この本の冒頭で、著者の藤田肇さんは自らの反省を込めて、次のように書いています。

「優れた成果を出したから、優れた資料を書けた」のではなく、「日頃から自身の取り組みを言語化して研究開発に取り組んだから、優れた結果を出せた」(成果を生み出すテクニカルライティング p.10)

これは著者がまだ「伝わらない文書」を書いていた頃、いつも結果を出す人に「発明の秘訣は何か」と聞いた時に見せてもらった「開発ノート」から得た気づきです。

「開発ノート」には課題や課題が生じる原因に対する仮説、その仮説をもとに行ったアプローチとその結果などが他人が見ても一目瞭然な状態で書かれていたのです。

 

考えていることを書き出して言語化すると、自分の考えの矛盾や課題設定の甘さに気づきます。

さらにそれを言語化していくことで、課題解決に近づきます。

これは技術研究に限らず、例えば「今年中に100万円貯金するにはどうしたら良いか」など、私たちひとりひとりが抱えている課題にも当てはまります。

そのため、テクニカルライティングは誰もが必要とするスキルといえますね。

 

言語化できないとどうなるか

自分の思考の流れを適切に言語化できれば結果につながります。

では、言語化できないとどうなるでしょうか。

「無駄な努力」をして、一向に結果が出ない状態になります。

 

本では、「砂金採り」を例に挙げて説明されていました。

「砂金をできるだけ多く採る」ことを課題として、とりあえず川底をさらおう、時間のある限り頑張ろうという手法は、

結果が出にくいばかりか、「とりあえず頑張ったからいいや」というやったことに満足して「できなかったという事実」から逃れる状態に陥りがちです。

 

私はこの部分を読んで、非常に身につまされました。

というのも、この砂金採りと同様に「とりあえずやってみよう」で出発して、結局どうすれば課題解決につながるのかが見えなくなってしまうことが多いからです。

 

上の砂金採りの例では、「より多くの砂金が集まっている川底の性質を特定する」のように、まず課題をブレイクダウンる必要があります。

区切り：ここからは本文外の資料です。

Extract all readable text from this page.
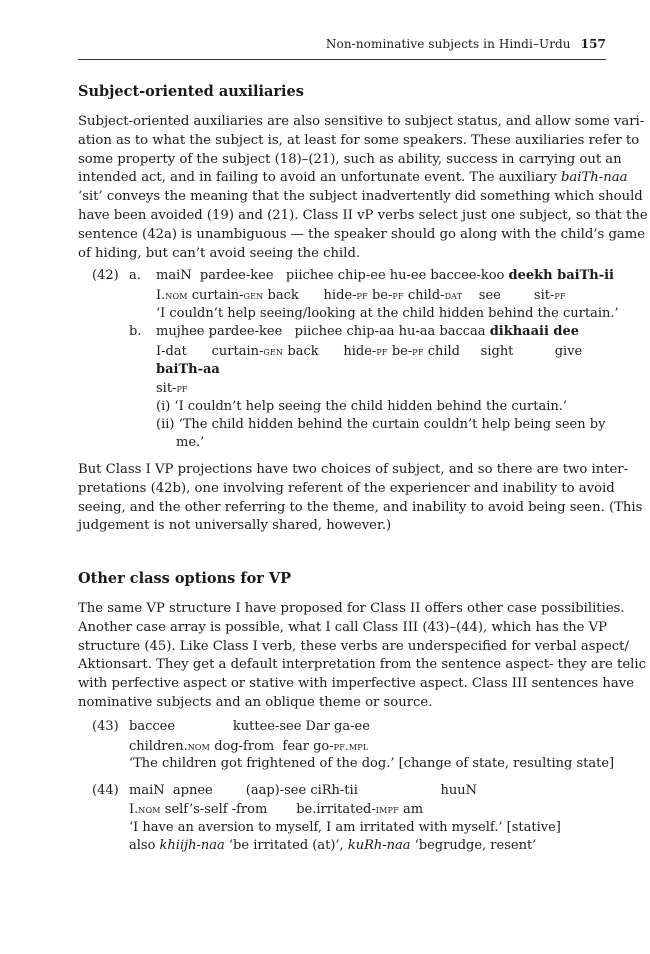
Non-nominative subjects in Hindi–Urdu 157
Subject-oriented auxiliaries
Subject-oriented auxiliaries are also sensitive to subject status, and allow some vari-
ation as to what the subject is, at least for some speakers. These auxiliaries refer to
some property of the subject (18)–(21), such as ability, success in carrying out an
intended act, and in failing to avoid an unfortunate event. The auxiliary baiTh-naa
‘sit’ conveys the meaning that the subject inadvertently did something which should
have been avoided (19) and (21). Class II vP verbs select just one subject, so that the
sentence (42a) is unambiguous — the speaker should go along with the child’s game
of hiding, but can’t avoid seeing the child.
(42) a. maiN  pardee-kee   piichee chip-ee hu-ee baccee-koo deekh baiTh-ii
I.nom curtain-gen back      hide-pf be-pf child-dat    see        sit-pf
‘I couldn’t help seeing/looking at the child hidden behind the curtain.’
b. mujhee pardee-kee   piichee chip-aa hu-aa baccaa dikhaaii dee
I-dat      curtain-gen back      hide-pf be-pf child     sight          give
baiTh-aa
sit-pf
(i) ‘I couldn’t help seeing the child hidden behind the curtain.’
(ii) ‘The child hidden behind the curtain couldn’t help being seen by
me.’
But Class I VP projections have two choices of subject, and so there are two inter-
pretations (42b), one involving referent of the experiencer and inability to avoid
seeing, and the other referring to the theme, and inability to avoid being seen. (This
judgement is not universally shared, however.)
Other class options for VP
The same VP structure I have proposed for Class II offers other case possibilities.
Another case array is possible, what I call Class III (43)–(44), which has the VP
structure (45). Like Class I verb, these verbs are underspecified for verbal aspect/
Aktionsart. They get a default interpretation from the sentence aspect- they are telic
with perfective aspect or stative with imperfective aspect. Class III sentences have
nominative subjects and an oblique theme or source.
(43) baccee              kuttee-see Dar ga-ee
children.nom dog-from  fear go-pf.mpl
‘The children got frightened of the dog.’ [change of state, resulting state]
(44) maiN  apnee        (aap)-see ciRh-tii                    huuN
I.nom self’s-self -from       be.irritated-impf am
‘I have an aversion to myself, I am irritated with myself.’ [stative]
also khiijh-naa ‘be irritated (at)’, kuRh-naa ‘begrudge, resent’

そこから、「人に聞く」というアプローチをとったり、「流れが緩やかな方が多く砂金を得られるのではないか」と仮説を立て、その仮説を検証するという方法を採っていくことで、自分が今何に集中すべきか、今解決すべき問題は何か、が見えてきます。

どのように言語化するのか

言語化するには、まず考えたことを書き出すことが大切です。

とはいえ、ただ闇雲に書き出せば結果が出るというわけではありません。

思考の筋道をわかりやすくまとめることが必要です。

そのために、本では次のような「黄金フォーマット」に沿ってまとめることが勧められています。

(出典:著者のtwitter

 

このフォーマットについては、以前「進捗報告書の書き方」について書いた次の記事でも取り上げました。

「絵日記報告書」から卒業するために:テクニカルライティングを学ぼう私は翻訳会社を訪問した際、 「需要がありますよ」と言われた分野に、 「やらせてください!!てか既にやってますその分野。常識ですよ~」...

 

上の記事では取り上げなかったのですが、それぞれの関連性(赤色の矢印)を意識することが大切です。

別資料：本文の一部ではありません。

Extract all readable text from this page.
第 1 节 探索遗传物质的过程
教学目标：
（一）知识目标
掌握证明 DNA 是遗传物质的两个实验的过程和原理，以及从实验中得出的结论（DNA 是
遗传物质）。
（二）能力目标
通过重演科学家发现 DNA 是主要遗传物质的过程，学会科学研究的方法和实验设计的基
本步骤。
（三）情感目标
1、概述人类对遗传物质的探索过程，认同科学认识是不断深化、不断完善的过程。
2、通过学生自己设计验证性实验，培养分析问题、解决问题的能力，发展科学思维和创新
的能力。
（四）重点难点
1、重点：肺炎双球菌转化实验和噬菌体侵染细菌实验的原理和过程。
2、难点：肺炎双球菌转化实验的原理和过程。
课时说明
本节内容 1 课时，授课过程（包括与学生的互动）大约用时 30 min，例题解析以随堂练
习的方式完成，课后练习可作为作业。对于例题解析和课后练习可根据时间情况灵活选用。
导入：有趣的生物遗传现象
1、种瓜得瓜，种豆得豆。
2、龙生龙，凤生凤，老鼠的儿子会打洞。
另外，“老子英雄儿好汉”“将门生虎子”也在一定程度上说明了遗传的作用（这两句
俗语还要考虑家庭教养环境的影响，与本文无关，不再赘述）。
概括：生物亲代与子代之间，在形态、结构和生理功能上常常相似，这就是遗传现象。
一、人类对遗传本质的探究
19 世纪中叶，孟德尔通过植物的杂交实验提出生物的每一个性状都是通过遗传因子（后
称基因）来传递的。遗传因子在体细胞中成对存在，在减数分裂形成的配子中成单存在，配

黄金フォーマットに沿ってどのように思考を言語化したらよいかは、また次回とさせてください。

 

まとめ

結果を出している人は、自分の結果や取り組みについて言語化することができます。

例えば、イチローは「自分がなぜ打てたかをすべて自分の言葉で説明できる」と述べています。

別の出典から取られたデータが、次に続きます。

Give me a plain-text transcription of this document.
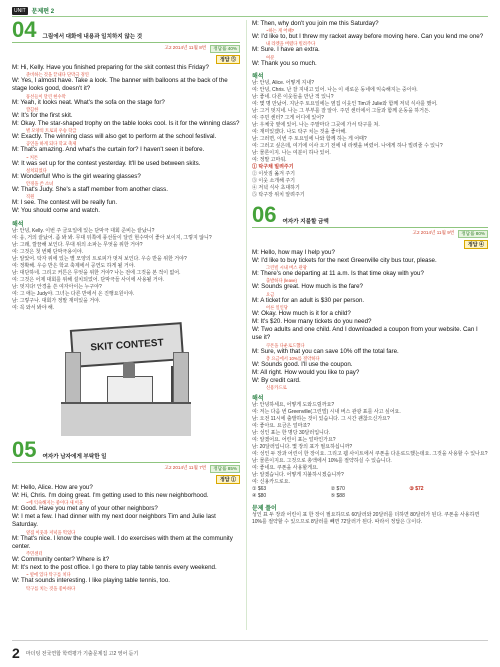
UNIT	문제편 2
04 그림에서 대화에 내용과 일치하지 않는 것
고2 2014년 11월 8번	정답률 40%
정답 ⑤
M: Hi, Kelly. Have you finished preparing for the skit contest this Friday?
준비하는 것을 끝내다 단막극 경연
W: Yes, I almost have. Take a look. The banner with balloons at the back of the stage looks good, doesn't it?
풍선들이 달린 현수막
M: Yeah, it looks neat. What's the sofa on the stage for?
깔끔한
W: It's for the first skit.
M: Okay. The star-shaped trophy on the table looks cool. Is it for the winning class?
별 모양의 트로피 우승 학급
W: Exactly. The winning class will also get to perform at the school festival.
공연을 하게 되다 학교 축제
M: That's amazing. And what's the curtain for? I haven't seen it before.
~ 커튼
W: It was set up for the contest yesterday. It'll be used between skits.
설치되었다
M: Wonderful! Who is the girl wearing glasses?
안경을 쓴 소녀
W: That's Judy. She's a staff member from another class.
직원
M: I see. The contest will be really fun.
W: You should come and watch.
해석
남: 안녕, Kelly. 이번 주 금요일에 있는 단막극 대회 준비는 끝났니?
여: 응, 거의 끝났어. 좀 봐 봐. 무대 뒤쪽에 풍선들이 달린 현수막이 좋아 보이지, 그렇지 않니?
남: 그래, 깔끔해 보인다. 무대 위의 소파는 무엇을 위한 거야?
여: 그것은 첫 번째 단막극용이야.
남: 알았어. 탁자 위에 있는 별 모양의 트로피가 멋져 보인다. 우승 반을 위한 거야?
여: 정확해. 우승 반은 학교 축제에서 공연도 하게 될 거야.
남: 대단하네. 그리고 커튼은 무엇을 위한 거야? 나는 전에 그것을 본 적이 없어.
여: 그것은 어제 대회를 위해 설치되었어. 단막극들 사이에 사용될 거야.
남: 멋지다! 안경을 쓴 여자아이는 누구야?
여: 그 애는 Judy야. 그녀는 다른 반에서 온 진행요원이야.
남: 그렇구나. 대회가 정말 재미있을 거야.
여: 꼭 와서 봐야 해.
SKIT CONTEST
05 여자가 남자에게 부탁한 일
고2 2014년 11월 7번	정답률 85%
정답 ①
M: Hello, Alice. How are you?
W: Hi, Chris. I'm doing great. I'm getting used to this new neighborhood.
~에 익숙해지는 중이다 새 이웃
M: Good. Have you met any of your other neighbors?
W: I met a few. I had dinner with my next door neighbors Tim and Julie last Saturday.
옆집 이웃과 저녁을 먹었다
M: That's nice. I know the couple well. I do exercises with them at the community center.
주민센터
W: Community center? Where is it?
M: It's next to the post office. I go there to play table tennis every weekend.
~ 옆에 있다 탁구를 치다
W: That sounds interesting. I like playing table tennis, too.
탁구를 치는 것을 좋아하다
M: Then, why don't you join me this Saturday?
~하는 게 어때?
W: I'd like to, but I threw my racket away before moving here. Can you lend me one?
내 라켓을 버렸다 빌려주다
M: Sure. I have an extra.
여분
W: Thank you so much.
해석
남: 안녕, Alice. 어떻게 지내?
여: 안녕, Chris. 난 잘 지내고 있어. 나는 이 새로운 동네에 익숙해지는 중이야.
남: 좋네. 다른 이웃들을 만난 적 있니?
여: 몇 명 만났어. 지난주 토요일에는 옆집 이웃인 Tim과 Julie와 함께 저녁 식사를 했어.
남: 그거 멋지네. 나는 그 부부를 잘 알아. 주민 센터에서 그들과 함께 운동을 하거든.
여: 주민 센터? 그게 어디에 있어?
남: 우체국 옆에 있어. 나는 주말마다 그곳에 가서 탁구를 쳐.
여: 재미있겠다. 나도 탁구 치는 것을 좋아해.
남: 그러면, 이번 주 토요일에 나와 함께 하는 게 어때?
여: 그러고 싶은데, 여기에 이사 오기 전에 내 라켓을 버렸어. 나에게 하나 빌려줄 수 있니?
남: 물론이지. 나는 여분이 하나 있어.
여: 정말 고마워.
① 탁구채 빌려주기
② 이삿짐 옮겨 주기
③ 이웃 소개해 주기
④ 저녁 식사 초대하기
⑤ 탁구장 위치 알려주기
06 여자가 지불할 금액
고2 2014년 11월 9번	정답률 80%
정답 ④
M: Hello, how may I help you?
W: I'd like to buy tickets for the next Greenville city bus tour, please.
그린빌 시내 버스 관광
M: There's one departing at 11 a.m. Is that time okay with you?
출발하다 (leave)
W: Sounds great. How much is the fare?
요금
M: A ticket for an adult is $30 per person.
어른 일인당
W: Okay. How much is it for a child?
M: It's $20. How many tickets do you need?
W: Two adults and one child. And I downloaded a coupon from your website. Can I use it?
쿠폰을 다운로드했다
M: Sure, with that you can save 10% off the total fare.
총 요금에서 10%를 절약하다
W: Sounds good. I'll use the coupon.
M: All right. How would you like to pay?
W: By credit card.
신용카드로
해석
남: 안녕하세요, 어떻게 도와드릴까요?
여: 저는 다음 번 Greenville(그린빌) 시내 버스 관광 표를 사고 싶어요.
남: 오전 11시에 출발하는 것이 있습니다. 그 시간 괜찮으신가요?
여: 좋아요. 요금은 얼마죠?
남: 성인 표는 한 명당 30달러입니다.
여: 알겠어요. 어린이 표는 얼마인가요?
남: 20달러입니다. 몇 장의 표가 필요하십니까?
여: 성인 두 장과 어린이 한 장이요. 그리고 웹 사이트에서 쿠폰을 다운로드했는데요. 그것을 사용할 수 있나요?
남: 물론이지요. 그것으로 총액에서 10%를 절약하실 수 있습니다.
여: 좋네요. 쿠폰을 사용할게요.
남: 알겠습니다. 어떻게 지불하시겠습니까?
여: 신용카드로요.
① $63	② $70	③ $72
④ $80	⑤ $88
문제 풀이
성인 표 두 장과 어린이 표 한 장이 필요하므로 60달러와 20달러를 더하면 80달러가 된다. 쿠폰을 사용하면 10%를 절약할 수 있으므로 8달러를 빼면 72달러가 된다. 따라서 정답은 ③이다.
2 마더텅 전국연합 학력평가 기출문제집 고2 영어 듣기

それはイチローが常に自分の取り組みを言語化して、日々課題設定しそれに対する対策を立て、そして得られた結果にフィードバックをかけていたからでしょう。

 

今日は書き出して思考を整理することがいかに重要か、についてのお話でした。

重要性がわかったら、あとは実践のみです。

私もこの本に沿って実践中ですが、「やってみてわかる難しさ」を実感しています。

次回はその試行錯誤についてお話したいと思います。